The druid could sense the magic in these, an ancient and secret elvish magic learned from the ways of the fey; a magic not entirely unlike his own. The dagger and food seemed mostly mundane, he could not discern the purpose of the crystal - perhaps it was for some spiritual rite. He reached for the bow and asked, “May I see?” and examined it once she nodded.
“Living wood? It grows with you? The string is made of moonsilk? Does the bow speak to you in your mind?” The girl seemed puzzled, not understanding what he meant. “It responds to your thoughts and feelings?” he said, and this time she nodded. He tested the pull of the bow, and was surprised that the harder he pulled, the greater the pull of the bow. It was truly a bow that would grow with the archer, as she gained in strength. Moonsilk, he mused; he never knew such a string to have been broken by mundane means, and knew also it resonated with the mental powers of the Soroswol clan elves - it helped them to use some of their abilities. The bow itself probably enhanced these as well.

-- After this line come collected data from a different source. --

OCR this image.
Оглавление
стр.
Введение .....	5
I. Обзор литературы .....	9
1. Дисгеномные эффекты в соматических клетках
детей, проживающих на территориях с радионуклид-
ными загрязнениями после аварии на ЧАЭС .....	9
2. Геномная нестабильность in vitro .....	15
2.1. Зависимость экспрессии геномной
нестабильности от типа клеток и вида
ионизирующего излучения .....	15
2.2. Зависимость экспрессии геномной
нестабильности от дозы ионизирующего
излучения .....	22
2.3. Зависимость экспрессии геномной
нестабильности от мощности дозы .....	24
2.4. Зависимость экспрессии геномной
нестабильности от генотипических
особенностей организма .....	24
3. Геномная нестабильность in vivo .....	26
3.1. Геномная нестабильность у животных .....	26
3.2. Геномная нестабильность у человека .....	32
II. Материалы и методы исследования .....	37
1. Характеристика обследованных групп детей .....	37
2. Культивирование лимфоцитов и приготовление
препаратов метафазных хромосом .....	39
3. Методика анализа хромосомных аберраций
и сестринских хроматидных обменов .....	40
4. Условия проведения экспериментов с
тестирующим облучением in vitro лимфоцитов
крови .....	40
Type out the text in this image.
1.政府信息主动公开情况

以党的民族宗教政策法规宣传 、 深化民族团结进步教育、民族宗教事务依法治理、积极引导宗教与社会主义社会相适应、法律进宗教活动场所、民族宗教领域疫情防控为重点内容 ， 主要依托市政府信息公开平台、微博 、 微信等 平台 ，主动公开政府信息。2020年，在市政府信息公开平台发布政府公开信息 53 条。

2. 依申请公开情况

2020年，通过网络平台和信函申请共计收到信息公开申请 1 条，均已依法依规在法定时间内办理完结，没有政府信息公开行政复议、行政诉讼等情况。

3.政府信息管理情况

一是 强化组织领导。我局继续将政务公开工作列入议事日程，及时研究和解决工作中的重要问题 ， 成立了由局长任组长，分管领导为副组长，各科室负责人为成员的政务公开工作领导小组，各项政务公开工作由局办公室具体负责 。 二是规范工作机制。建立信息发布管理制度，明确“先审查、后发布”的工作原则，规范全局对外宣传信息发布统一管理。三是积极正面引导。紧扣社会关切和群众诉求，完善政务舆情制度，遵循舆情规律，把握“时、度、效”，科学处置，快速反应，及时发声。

He cast a spell, and glowing runes were revealed on the bracers… the magic of which, seemed to allow an archer to fire more precisely, to time their shots, especially to avoid hitting friendly combatants near the target being fired at.
The runes on the boots seemed to suggest mental powers of bonding, of holding the wearer against a surface, besides being protected from the elements and wear. They likely helped a young elf to master their clan’s secret of tree-running, running and staying on surfaces, like trees, without falling off, so they could literally run up and down trees. Remembering earlier, it occurred to him she must not have mastered these either, yet.
He flipped the knife in the air above his hand, flipped the grip, spun it in his hand; the weight was good, for throwing or fighting, but it seemed more a tool than a fighting weapon. He smiled at her, “I have just the thing…” and went back to the shelter, lifting a wide flatish rock, which seem to cover a stone enclosure, with various things in it. He pulled out some tools and some leather, and began to work away, while Illel hugged her knees and stared at her things. She tried flipping the knife around in her hand as the druid had, then tiring of that quickly, started gazing at the clouds that passed overhead, her hair blowing gently in the breeze. He returned with a sheath, that had a strap that could be adjusted.
“I suggest you put it on your ankle, but you can put it around your waist too, if need be, he said, and took the offered foot and fit the sheath there snugly, wrapping and tying the extra length slowly, making sure she was watching and saw how he did it. “Like that.”